If anyone is attempting to “muddy the waters,” it is cultural relativists like Ahmed. In the piece, Eltahawy shows that while the specific circumstances women have to deal with varies from country to country, the overall problem is the same:
What all this means is that when it comes to the status of women in the Middle East, it's not better than you think. It's much, much worse. Even after these "revolutions," all is more or less considered well with the world as long as women are covered up, anchored to the home, denied the simple mobility of getting into their own cars, forced to get permission from men to travel, and unable to marry without a male guardian's blessing -- or divorce either.
Not a single Arab country ranks in the top 100 in the World Economic Forum's Global Gender Gap Report, putting the region as a whole solidly at the planet's rock bottom. Poor or rich, we all hate our women. Neighbors Saudi Arabia and Yemen, for instance, might be eons apart when it comes to GDP, but only four places separate them on the index, with the kingdom at 131 and Yemen coming in at 135 out of 135 countries. Morocco, often touted for its "progressive" family law (a 2005 report by Western "experts" called it "an example for Muslim countries aiming to integrate into modern society"), ranks 129; according to Morocco's Ministry of Justice, 41,098 girls under age 18 were married there in 2010.
In the discussion, Eltahawy echoed these sentiments speaking of “misogyny which plays out in different ways, but ultimately, it’s a mix of religion, culture and law in these various countries.”
That was insufficient for Ahmed who continued to chastise Eltahawy:
Mona, I appreciate what you do. I would love it if you would -- I understand that you want to get the message across and it’s an important message to get across. But if possible, nuance is not to give fuel and fodder to people who simply hate Arabs and Muslims in the climate of our day.
Of course while there are certain people who may indeed despise Muslims or Arabs, that fact ought not preclude a fair-minded discussion of whether or not Islamic-dominated countries pervasively mistreat or disregard the rights of women.
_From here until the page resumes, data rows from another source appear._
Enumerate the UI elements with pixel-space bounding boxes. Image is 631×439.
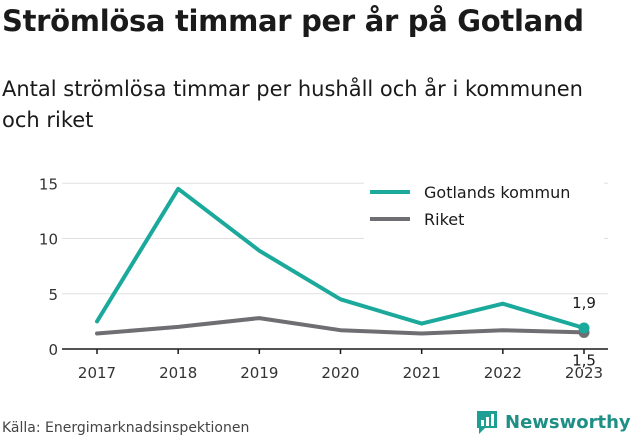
legend-label: Riket [424, 210, 464, 229]
end-value-label: 1,5 [572, 351, 596, 369]
x-axis: 2017 2018 2019 2020 2021 2022 2023 [62, 348, 608, 382]
y-tick-label: 15 [39, 175, 58, 193]
brand-logo: Newsworthy [475, 409, 631, 435]
source-note: Källa: Energimarknadsinspektionen [2, 420, 250, 436]
x-tick-label: 2021 [403, 364, 441, 382]
newsworthy-logo-icon [477, 411, 497, 434]
x-tick-label: 2017 [78, 364, 116, 382]
x-tick-label: 2023 [565, 364, 603, 382]
x-tick-label: 2020 [321, 364, 359, 382]
y-tick-label: 0 [48, 341, 58, 359]
chart-title: Strömlösa timmar per år på Gotland [2, 4, 584, 38]
end-value-label: 1,9 [572, 294, 596, 312]
legend-background [364, 179, 604, 239]
series-end-point [578, 322, 590, 334]
end-labels: 1,9 1,5 [571, 293, 598, 371]
series-lines [95, 186, 590, 338]
chart-subtitle: Antal strömlösa timmar per hushåll och å… [2, 77, 583, 132]
brand-name: Newsworthy [505, 411, 631, 433]
line-chart: 0 5 10 15 2017 2018 2019 2020 2021 2022 2023 Gotl… [39, 175, 608, 382]
series-line [95, 316, 586, 336]
y-axis-ticks: 0 5 10 15 [39, 175, 58, 359]
x-tick-label: 2022 [484, 364, 522, 382]
y-tick-label: 10 [39, 231, 58, 249]
legend: Gotlands kommun Riket [364, 179, 604, 239]
x-tick-label: 2019 [240, 364, 278, 382]
legend-label: Gotlands kommun [424, 183, 570, 202]
series-line [95, 186, 586, 330]
x-tick-label: 2018 [159, 364, 197, 382]
y-tick-label: 5 [48, 286, 58, 304]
To think otherwise would be exactly the same as thinking that simply because certain people actually hate the United States, we ought not to discuss whatever flaws we see in our current political or cultural climate. Both notions are completely absurd.
While it was good that Harris-Perry brought Eltahawy on her show to talk about systemic misogyny in Islamic culture—a subject most of the left-dominated Western press is afraid to broach—one hopes that she gets over her distaste for discussing it. Unless such unfairness is widely criticized, there is no way that it will ever be discontinued. That was how racial apartheid was stopped in South Africa and how mistreatment of women can be stopped now.